Microscópio
20.04.2006
Coisas do coração
Apesar da permanência dos fatores de risco,
a mortalidade por doenças cardíacas vem sendo reduzida progressivamente

Por Taísa Gamboa


Durante muitos anos, achou-se que o aumento das doenças cardíacas em mulheres era decorrente do estilo de vida moderno que fez com que elas absorvessem mais funções sociais e econômicas. Sem tempo para cuidar da sua própria saúde, sofreriam os efeitos da alteração no ritmo de vida, e passariam a ter mais doenças do coração e a morrer mais em função delas. Mas de acordo com o XXVII Congresso da Sociedade de Cardiologia do Estado de São Paulo, que será realizado entre os dias 25 e 27 de maio, em Campos do Jordão, essas doenças nem aumentaram tanto assim entre as mulheres, o que mudou foi o seu diagnóstico.

De acordo com o professor Nelson Souza e Silva, chefe do setor de cardiologia do Hospital Universitário (HUCFF) da UFRJ, a questão a ser levantada não gira muito em torno do diagnóstico e sim sobre o possível efeito danoso que as cardiopatias exercem sobre a mulher. A pílula e a reposição hormonal são fatores determinantes nessa situação. O estrogênio presente na pílula e utilizado na reposição aumenta os fenômenos trombóticos.

Antes da menopausa a mulher tem menor chance que o homem de desenvolver problemas cardíacos, em função da própria idade. Porém, ao alcançar esta fase seus patamares se igualam aos dos homens, o que levava todos os pesquisadores a crer que a reposição hormonal afetaria positivamente este processo, reduzindo as chances de doenças cardíacas. Verificou-se através de estudo posterior, que o estrogênio, na verdade, favorece a ocorrência dos problemas do coração.
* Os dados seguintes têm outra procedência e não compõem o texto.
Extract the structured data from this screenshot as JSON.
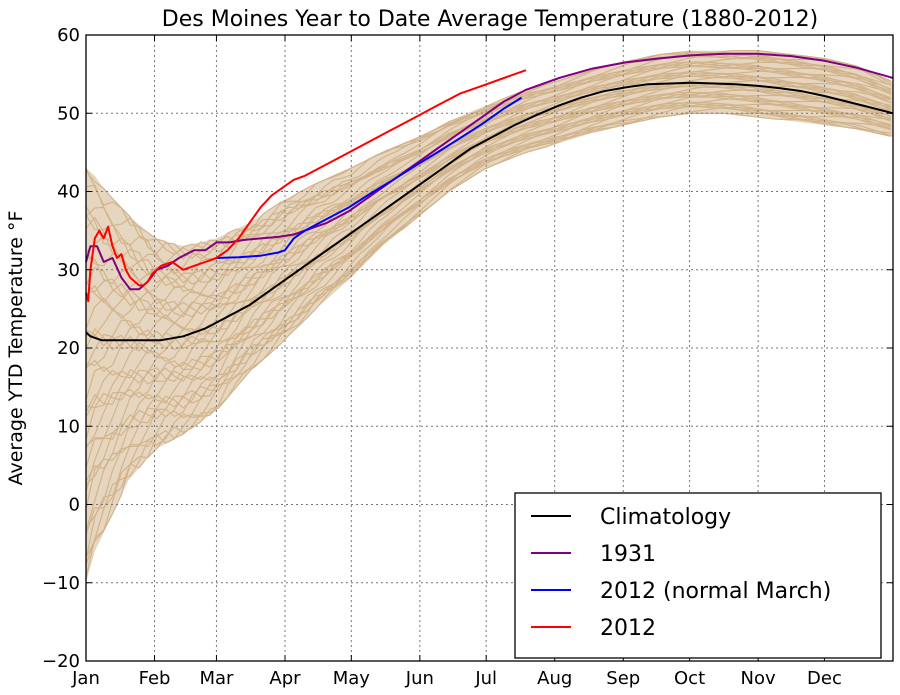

Segundo o chefe da cardiologia do HU, a ocorrência ou não das doenças coronarianas está relacionada a várias razões. “Ao contrário do que muitos pensam, o controle dos fatores de risco não está necessariamente ligada à redução da mortalidade relativa às doenças do coração. As novas tecnologias, introduzidas a pouco tempo, também não foram responsáveis diretas pela queda da mortalidade. Além disso, apenas algumas pessoas têm acesso a essas tecnologias”, comentou o professor Nelson Silva.

De acordo com estudos recentes, a relação direta entre os fatores de risco e a morte por doenças coronarianas realmente existe, mas não é o seu controle que justifica a redução da mortalidade. De acordo com o professor, devemos tentar controlar esses fatores de risco, mas isso não causará um grande impacto na mortalidade, porque não há como tratar todos os doentes.

- O ideal é que não tivéssemos hipertensos, nem diabéticos. E, ao contrário do que muitos pesquisadores pensam, isso é perfeitamente alcançável, a exemplo dos índios Ianomâmis. Entre eles não há nenhum hipertenso, nenhum diabético, nem obeso. Eles não tomam medicamentos de controle e nem tem acesso à tecnologia. O segredo de tanta vitalidade talvez esteja no modo de vida, pois eles vivem de forma totalmente diferente de nós – completou o professor Nelson Silva.

A partir desta análise podemos estabelecer um paralelo que nos leva a perceber que a alteração drástica no modo de vida pelo qual a população mundial passou, no início do século, culminou com o progressivo decréscimo das mortes por doenças cardíacas. O Brasil passou por um processo de desenvolvimento econômico, no período compreendido entre 1930 e 1980, que alcançou o patamar de 10%. Este fator pode explicar perfeitamente a queda de mortalidade que ocorreu algumas décadas depois.

O fato de se ter melhores condições de vida na infância e até intra-útero favoreceram esta redução atual na mortalidade dos adultos. Além disso, é importante comentar que os benefícios do desenvolvimento econômico para a saúde. A camada menos favorecida da população é claramente mais afetada pelas doenças. Os indicadores sociais estão fortemente relacionados às doenças cardiovasculares.

Outro fator mencionado pelo cardiologista da UFRJ foi a importância da interação pessoal com o meio ambiente. E é por isso que não há possibilidade de se estabelecer um tratamento único para todo mundo. Uma intervenção global, na qualidade de vida, é muito mais eficaz do que a atuação sob um só fator e promove uma quase automática redução de todos os fatores que provocam as doenças coronarianas.